Les moyens de leurs ambitions

Dans le même temps, la production française n'a connu que la décroissance, à l'image du pays, qui vient d'ailleurs de sortir, pour la première fois, du Top 20 des pays les plus compétitifs du Forum économique mondial. PSA et Renault n'ont en effet produit, en 2011, que 1 678 317 VP en France alors que leur production totale de VP avait dépassé 5,6 millions d'unités en 2011, 3,16 millions par PSA et 2,44 millions par le groupe Renault. Le "fabriqué en France" se limite donc à 29,9 % de la production totale alors que ce ratio atteint 45,2 % en Allemagne. Et qui plus est en produisant des produits à forte valeur ajoutée. Ce dernier point expliquant également les résultats financiers des constructeurs d'outre-Rhin. C'est d'ailleurs sur ce volet financier que les Français ne peuvent rivaliser. Voici un bref rappel des résultats affichés en 2011. La palme des bénéfices revient au groupe Volkswagen avec un résultat net de 15,799 milliards d'euros ! Vient ensuite Daimler avec 6,029 milliards et BMW avec 4,9 milliards. Dans le même temps, PSA réussissait à atteindre 1,13 milliard et le groupe Renault 2,14 milliards, dont 1,33 provenait toutefois de sa participation dans Nissan. Depuis, le bilan des
Français s'est nettement dégradé puisque PSA a dévoilé une perte de 819 millions pour le premier semestre 2012 et Renault a vu son bénéfice net fondre de 39 %, à 786 millions. Quant au Allemands, ils ne connaissent toujours pas la crise puisque le groupe de Wolfsburg a affiché un pharaonique résultat net de 8,8 milliards sur ce premier semestre, reléguant BMW très loin avec "seulement" 2,6 milliards. Les Allemands ont donc les moyens de leurs ambitions, comme en témoigne le plan d'investissements de Volkswagen, d'ici à 2016, qui dispose d'une enveloppe de 76,4 milliards !

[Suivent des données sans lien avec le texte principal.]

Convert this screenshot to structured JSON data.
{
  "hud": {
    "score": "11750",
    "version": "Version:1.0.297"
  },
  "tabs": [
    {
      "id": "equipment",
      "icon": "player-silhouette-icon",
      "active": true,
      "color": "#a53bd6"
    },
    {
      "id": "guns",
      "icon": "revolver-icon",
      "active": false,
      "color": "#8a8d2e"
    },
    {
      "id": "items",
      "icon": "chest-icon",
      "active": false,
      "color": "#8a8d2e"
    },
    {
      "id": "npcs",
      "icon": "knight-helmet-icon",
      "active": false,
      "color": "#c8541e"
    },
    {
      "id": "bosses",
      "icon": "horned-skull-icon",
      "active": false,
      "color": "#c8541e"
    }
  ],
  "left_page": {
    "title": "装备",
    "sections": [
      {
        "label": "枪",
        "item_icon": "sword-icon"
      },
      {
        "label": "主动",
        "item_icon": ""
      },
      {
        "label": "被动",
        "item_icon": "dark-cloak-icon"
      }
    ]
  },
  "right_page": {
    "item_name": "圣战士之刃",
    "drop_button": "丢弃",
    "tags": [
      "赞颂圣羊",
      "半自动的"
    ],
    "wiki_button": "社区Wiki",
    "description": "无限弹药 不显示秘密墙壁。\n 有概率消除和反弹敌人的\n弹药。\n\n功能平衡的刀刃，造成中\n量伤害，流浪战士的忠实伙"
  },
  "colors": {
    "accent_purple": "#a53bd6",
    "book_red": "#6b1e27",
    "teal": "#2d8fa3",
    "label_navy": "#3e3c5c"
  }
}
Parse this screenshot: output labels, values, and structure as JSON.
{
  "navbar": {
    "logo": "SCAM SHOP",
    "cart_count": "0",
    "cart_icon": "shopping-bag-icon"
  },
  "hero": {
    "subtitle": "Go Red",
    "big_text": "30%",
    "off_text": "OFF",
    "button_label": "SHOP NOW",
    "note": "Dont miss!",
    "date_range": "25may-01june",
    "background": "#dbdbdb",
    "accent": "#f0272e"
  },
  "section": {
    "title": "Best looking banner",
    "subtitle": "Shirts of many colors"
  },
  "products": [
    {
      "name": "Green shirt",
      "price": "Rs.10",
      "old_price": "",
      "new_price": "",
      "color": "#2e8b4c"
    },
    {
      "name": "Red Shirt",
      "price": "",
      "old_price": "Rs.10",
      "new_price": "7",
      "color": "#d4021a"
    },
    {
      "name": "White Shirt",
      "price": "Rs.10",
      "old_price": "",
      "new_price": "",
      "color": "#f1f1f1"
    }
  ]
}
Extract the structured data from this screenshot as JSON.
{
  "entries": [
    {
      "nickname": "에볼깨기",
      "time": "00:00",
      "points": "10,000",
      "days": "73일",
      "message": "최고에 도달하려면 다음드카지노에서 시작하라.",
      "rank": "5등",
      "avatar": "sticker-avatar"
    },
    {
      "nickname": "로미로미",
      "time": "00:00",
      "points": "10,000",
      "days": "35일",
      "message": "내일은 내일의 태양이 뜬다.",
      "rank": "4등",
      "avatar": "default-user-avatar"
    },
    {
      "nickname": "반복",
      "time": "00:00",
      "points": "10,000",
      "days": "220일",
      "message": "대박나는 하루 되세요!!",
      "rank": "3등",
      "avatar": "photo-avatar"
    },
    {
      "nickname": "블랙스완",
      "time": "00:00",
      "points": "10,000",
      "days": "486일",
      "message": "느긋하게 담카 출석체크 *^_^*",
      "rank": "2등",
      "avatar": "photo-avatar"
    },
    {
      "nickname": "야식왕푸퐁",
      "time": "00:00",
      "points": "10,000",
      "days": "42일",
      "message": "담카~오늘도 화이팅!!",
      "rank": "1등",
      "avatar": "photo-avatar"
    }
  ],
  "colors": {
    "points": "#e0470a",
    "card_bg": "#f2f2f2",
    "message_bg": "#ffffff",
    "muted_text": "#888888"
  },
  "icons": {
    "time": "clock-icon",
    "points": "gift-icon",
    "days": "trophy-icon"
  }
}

Partage et flexibilité au c?ur de l'outil industriel

En plus de 14 milliards exclusivement destinés à la Chine (financés par les JV de Volkswagen en Chine avec FAW et SAIC), le constructeur va lui-même apporter 62,4 milliards afin de moderniser ses installations et développer de nouveaux produits. Au sujet des investissements dans les moyens de production, Martin Winterkorn avait rappelé que 57 % des 49,8 milliards qui y sont consacrés seraient destinés à l'Allemagne. La production germanique a donc de l'avenir à l'heure où nombre d'analystes envisagent entre 5 et 10 fermetures d'usines en Europe pour régler le problème des surcapacités. Parmi ces investissements, il y a aussi et surtout un travail colossal sur les plates-formes. Au moment où de nombreux constructeurs commencent à tirer de réels bénéfices de l'utilisation de plates-formes communes, Volkswagen prend une nouvelle longueur d'avance. En effet, après les plates-formes puis les modules communs, initiés par Ferdinand Piech, le constructeur a lancé une révolution invisible avec l'arrivée d'une nouvelle génération de plate-forme baptisée "MQB" (pour les véhicules à architecture à moteur transversal). Cette nouvelle arme, que viennent d'inaugurer la nouvelle Audi A3 et la Golf 7, sera utilisée pour la grande majorité des modèles du groupe, de la Polo à la Passat en passant par le Touran et le Tiguan ainsi que tous leurs équivalents chez Audi, Seat et Skoda. L'effet volume va donc jouer à plein, mais en plus de réduire le poids des véhicules tout en proposant plus de contenus technologiques au client, elle va permettre à Volkswagen de réduire de 20 % le coût unitaire de chaque produit. Puis, comme une bonne nouvelle n'arrive jamais seule, elle permet aussi d'améliorer l'efficacité de l'outil industriel avec encore plus de flexibilité sur les chaînes. Et ce souci d'efficacité et de rationalisation touche également les deux nouvelles familles de mécaniques essence et Diesel qui seront associées à cette plate-forme MQB. Volkswagen n'a donc pas fini d'afficher des résultats financiers hors normes.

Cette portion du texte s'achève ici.